The dataset for the 1880 Census in Albany, New York consists of a lot of basic information as well as a few more detailed pieces of information. In a row the information you get about someone is his or her first and last name, age, race, gender, estimated birth year, relationship in terms of family, marital status, birthplace, and the birthplace of both their father and mother. The data is numeric, textual, and geographic. The columns about birthplace are geographic, the data about age and birth year estimates are numeric, and the remaining columns are textual. It is majorly textual, but the other columns are just as, if not more, important comparatively to the text only columns. The ranges of the two numeric columns correlate because they consist of birth year estimates and age. The minimum age of the dataset is one month old and the maximum age is 98 years old. The minimum year of birth is 1782 and the maximum is 1880. The relationship in terms of family status ranges from son or daughter to self. There are a lot of different terms used in this set. Any sort of relationship that can be had including in laws is listed. Marital status contains the option of single, married, widowed or divorced. Birthplace lists either a country or a state if they were born within the United States. This is true for all three of the birthplace columns in the dataset. Gender consists of either male or female. The most interesting one is the race column. White is the only listed option. Each row is describing a person that was living in Albany during 1880.

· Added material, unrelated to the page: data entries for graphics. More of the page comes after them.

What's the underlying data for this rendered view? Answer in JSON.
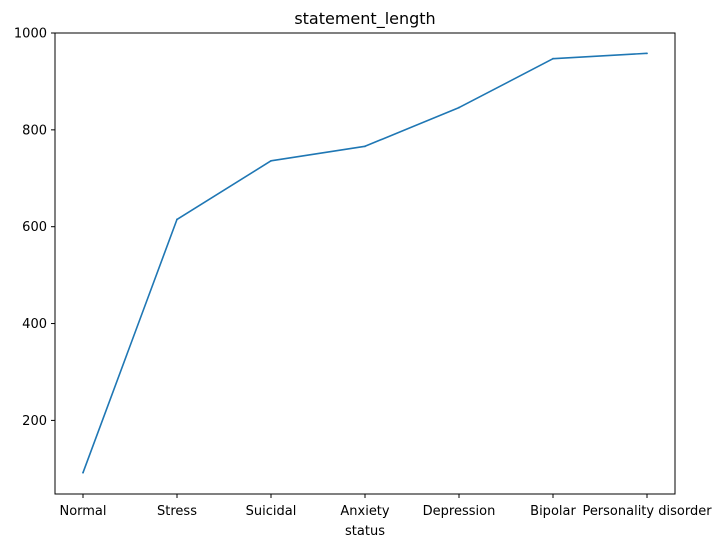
{
  "chart_data": {
    "type": "line",
    "title": "statement_length",
    "xlabel": "status",
    "ylabel": "",
    "categories": [
      "Normal",
      "Stress",
      "Suicidal",
      "Anxiety",
      "Depression",
      "Bipolar",
      "Personality disorder"
    ],
    "series": [
      {
        "values": [
          92,
          615,
          736,
          766,
          846,
          947,
          958
        ]
      }
    ],
    "yticks": [
      200,
      400,
      600,
      800,
      1000
    ],
    "ylim": [
      48,
      1000
    ],
    "grid": false,
    "colors": {
      "line": "#1f77b4"
    }
  }
}
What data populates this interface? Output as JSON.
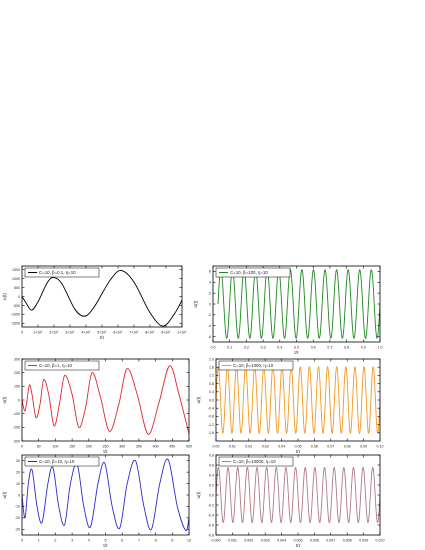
{
  "chart_data": [
    {
      "type": "line",
      "legend": "C=10, β=0.1, η=10",
      "legend_placement": "top-left",
      "xlabel": "t/τ",
      "ylabel": "u(t)",
      "color": "#000000",
      "xlim": [
        0,
        10
      ],
      "ylim": [
        -1700,
        1700
      ],
      "xticks": [
        0,
        1,
        2,
        3,
        4,
        5,
        6,
        7,
        8,
        9,
        10
      ],
      "xtick_labels": [
        "0",
        "1×10⁵",
        "2×10⁵",
        "3×10⁵",
        "4×10⁵",
        "5×10⁵",
        "6×10⁵",
        "7×10⁵",
        "8×10⁵",
        "9×10⁵",
        "1×10⁶"
      ],
      "yticks": [
        -1500,
        -1000,
        -500,
        0,
        500,
        1000,
        1500
      ],
      "ytick_labels": [
        "-1500",
        "-1000",
        "-500",
        "0",
        "500",
        "1000",
        "1500"
      ],
      "points": [
        [
          0,
          0
        ],
        [
          0.25,
          -350
        ],
        [
          0.6,
          -760
        ],
        [
          1.0,
          -300
        ],
        [
          1.6,
          800
        ],
        [
          2.0,
          1050
        ],
        [
          2.5,
          700
        ],
        [
          3.3,
          -700
        ],
        [
          3.9,
          -1100
        ],
        [
          4.5,
          -600
        ],
        [
          5.5,
          900
        ],
        [
          6.2,
          1450
        ],
        [
          7.0,
          800
        ],
        [
          8.0,
          -900
        ],
        [
          8.8,
          -1650
        ],
        [
          9.5,
          -1000
        ],
        [
          10,
          -200
        ]
      ]
    },
    {
      "type": "line",
      "legend": "C=10, β=100, η=10",
      "legend_placement": "top-left",
      "xlabel": "t/τ",
      "ylabel": "u(t)",
      "color": "#1e8a1e",
      "xlim": [
        0,
        1
      ],
      "ylim": [
        -7,
        7
      ],
      "xticks": [
        0,
        0.1,
        0.2,
        0.3,
        0.4,
        0.5,
        0.6,
        0.7,
        0.8,
        0.9,
        1.0
      ],
      "xtick_labels": [
        "0.0",
        "0.1",
        "0.2",
        "0.3",
        "0.4",
        "0.5",
        "0.6",
        "0.7",
        "0.8",
        "0.9",
        "1.0"
      ],
      "yticks": [
        -6,
        -4,
        -2,
        0,
        2,
        4,
        6
      ],
      "ytick_labels": [
        "-6",
        "-4",
        "-2",
        "0",
        "2",
        "4",
        "6"
      ],
      "wave": {
        "start": 0.03,
        "end": 1.0,
        "cycles": 14,
        "amplitude": 6.3
      }
    },
    {
      "type": "line",
      "legend": "C=10, β=1, η=10",
      "legend_placement": "top-left",
      "xlabel": "t/τ",
      "ylabel": "u(t)",
      "color": "#e0262e",
      "xlim": [
        0,
        500
      ],
      "ylim": [
        -300,
        300
      ],
      "xticks": [
        0,
        50,
        100,
        150,
        200,
        250,
        300,
        350,
        400,
        450,
        500
      ],
      "xtick_labels": [
        "0",
        "50",
        "100",
        "150",
        "200",
        "250",
        "300",
        "350",
        "400",
        "450",
        "500"
      ],
      "yticks": [
        -300,
        -200,
        -100,
        0,
        100,
        200,
        300
      ],
      "ytick_labels": [
        "-300",
        "-200",
        "-100",
        "0",
        "100",
        "200",
        "300"
      ],
      "points": [
        [
          0,
          0
        ],
        [
          8,
          -80
        ],
        [
          14,
          -20
        ],
        [
          22,
          110
        ],
        [
          30,
          40
        ],
        [
          42,
          -130
        ],
        [
          54,
          -30
        ],
        [
          65,
          150
        ],
        [
          80,
          40
        ],
        [
          96,
          -190
        ],
        [
          112,
          -30
        ],
        [
          128,
          180
        ],
        [
          150,
          40
        ],
        [
          170,
          -200
        ],
        [
          190,
          -60
        ],
        [
          210,
          200
        ],
        [
          235,
          20
        ],
        [
          262,
          -230
        ],
        [
          290,
          -30
        ],
        [
          315,
          230
        ],
        [
          345,
          40
        ],
        [
          378,
          -250
        ],
        [
          410,
          -20
        ],
        [
          442,
          250
        ],
        [
          470,
          40
        ],
        [
          500,
          -250
        ]
      ]
    },
    {
      "type": "line",
      "legend": "C=10, β=1000, η=10",
      "legend_placement": "top-left",
      "xlabel": "t/τ",
      "ylabel": "u(t)",
      "color": "#f39a1e",
      "xlim": [
        0,
        0.1
      ],
      "ylim": [
        -2.0,
        2.0
      ],
      "xticks": [
        0,
        0.01,
        0.02,
        0.03,
        0.04,
        0.05,
        0.06,
        0.07,
        0.08,
        0.09,
        0.1
      ],
      "xtick_labels": [
        "0.00",
        "0.01",
        "0.02",
        "0.03",
        "0.04",
        "0.05",
        "0.06",
        "0.07",
        "0.08",
        "0.09",
        "0.10"
      ],
      "yticks": [
        -1.6,
        -1.2,
        -0.8,
        -0.4,
        0.0,
        0.4,
        0.8,
        1.2,
        1.6,
        2.0
      ],
      "ytick_labels": [
        "-1.6",
        "-1.2",
        "-0.8",
        "-0.4",
        "0.0",
        "0.4",
        "0.8",
        "1.2",
        "1.6",
        "2.0"
      ],
      "wave": {
        "start": 0.0,
        "end": 0.1,
        "cycles": 18,
        "amplitude": 1.62
      }
    },
    {
      "type": "line",
      "legend": "C=10, β=10, η=10",
      "legend_placement": "top-left",
      "xlabel": "t/τ",
      "ylabel": "u(t)",
      "color": "#2b2bd0",
      "xlim": [
        0,
        10
      ],
      "ylim": [
        -35,
        35
      ],
      "xticks": [
        0,
        1,
        2,
        3,
        4,
        5,
        6,
        7,
        8,
        9,
        10
      ],
      "xtick_labels": [
        "0",
        "1",
        "2",
        "3",
        "4",
        "5",
        "6",
        "7",
        "8",
        "9",
        "10"
      ],
      "yticks": [
        -30,
        -20,
        -10,
        0,
        10,
        20,
        30
      ],
      "ytick_labels": [
        "-30",
        "-20",
        "-10",
        "0",
        "10",
        "20",
        "30"
      ],
      "points": [
        [
          0,
          0
        ],
        [
          0.18,
          -20
        ],
        [
          0.38,
          10
        ],
        [
          0.6,
          22
        ],
        [
          0.9,
          -10
        ],
        [
          1.2,
          -24
        ],
        [
          1.55,
          10
        ],
        [
          1.85,
          24
        ],
        [
          2.2,
          -10
        ],
        [
          2.55,
          -26
        ],
        [
          2.9,
          10
        ],
        [
          3.3,
          27
        ],
        [
          3.7,
          -10
        ],
        [
          4.1,
          -28
        ],
        [
          4.55,
          10
        ],
        [
          4.95,
          28
        ],
        [
          5.4,
          -10
        ],
        [
          5.85,
          -29
        ],
        [
          6.3,
          10
        ],
        [
          6.8,
          30
        ],
        [
          7.3,
          -10
        ],
        [
          7.75,
          -30
        ],
        [
          8.25,
          10
        ],
        [
          8.75,
          31
        ],
        [
          9.3,
          -10
        ],
        [
          9.8,
          -31
        ],
        [
          10,
          -20
        ]
      ]
    },
    {
      "type": "line",
      "legend": "C=10, β=10000, η=10",
      "legend_placement": "top-left",
      "xlabel": "t/τ",
      "ylabel": "u(t)",
      "color": "#b07a86",
      "xlim": [
        0,
        0.01
      ],
      "ylim": [
        -0.8,
        0.8
      ],
      "xticks": [
        0,
        0.001,
        0.002,
        0.003,
        0.004,
        0.005,
        0.006,
        0.007,
        0.008,
        0.009,
        0.01
      ],
      "xtick_labels": [
        "0.000",
        "0.001",
        "0.002",
        "0.003",
        "0.004",
        "0.005",
        "0.006",
        "0.007",
        "0.008",
        "0.009",
        "0.010"
      ],
      "yticks": [
        -0.8,
        -0.6,
        -0.4,
        -0.2,
        0.0,
        0.2,
        0.4,
        0.6,
        0.8
      ],
      "ytick_labels": [
        "-0.8",
        "-0.6",
        "-0.4",
        "-0.2",
        "0.0",
        "0.2",
        "0.4",
        "0.6",
        "0.8"
      ],
      "wave": {
        "start": 0.0,
        "end": 0.01,
        "cycles": 17,
        "amplitude": 0.55
      }
    }
  ]
}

Comparisons within the dataset:
I think that a lot of different connections can be made within the dataset and how different columns correlate to each other. One I would start off with is the correlation, or possibly lack there of, of the birthplace and the father and mother’s birthplaces. There is obviously a connection through your relationship to them, but within an Albany census it is interesting to take a look at. Obviously the person in question ended up in Albany by 1880 so how did that happen. There are a plethora of answers to this question, but it is interesting to look at the data because you can kind of piece an understanding together. If they were born in Albany and both parents are from Europe, than you can gather that the parents came over to America and than had children. If the child was also born in Europe you can gather that the children came over to America by themselves and so on. Another connection can be made between age, marital status, and gender. There is bound to be correlation between age and marital status because as you get older you may get married, but when you add in the gender factor it becomes more intriguing. Back during this time it was not unlikely for a woman to get married to an older man at a very young age. This dataset does not directly tell us when anyone was married, but you can start to gather information based on the current marital status versus his or her age. When taking gender into account you will most likely see a younger age for woman when compared to men and their marital status. The last connection between two columns I would make on this dataset is age and relationship within the family. Some people in this dataset are listed as self, which presumably means they have no family within the city of Albany or are not married past a certain age. Some are listed as a son or daughter. I would be curious to find out when you either become self from son or daughter or if self is only someone without family. It makes sense that you become a husband or wife once married, but self is an interesting role.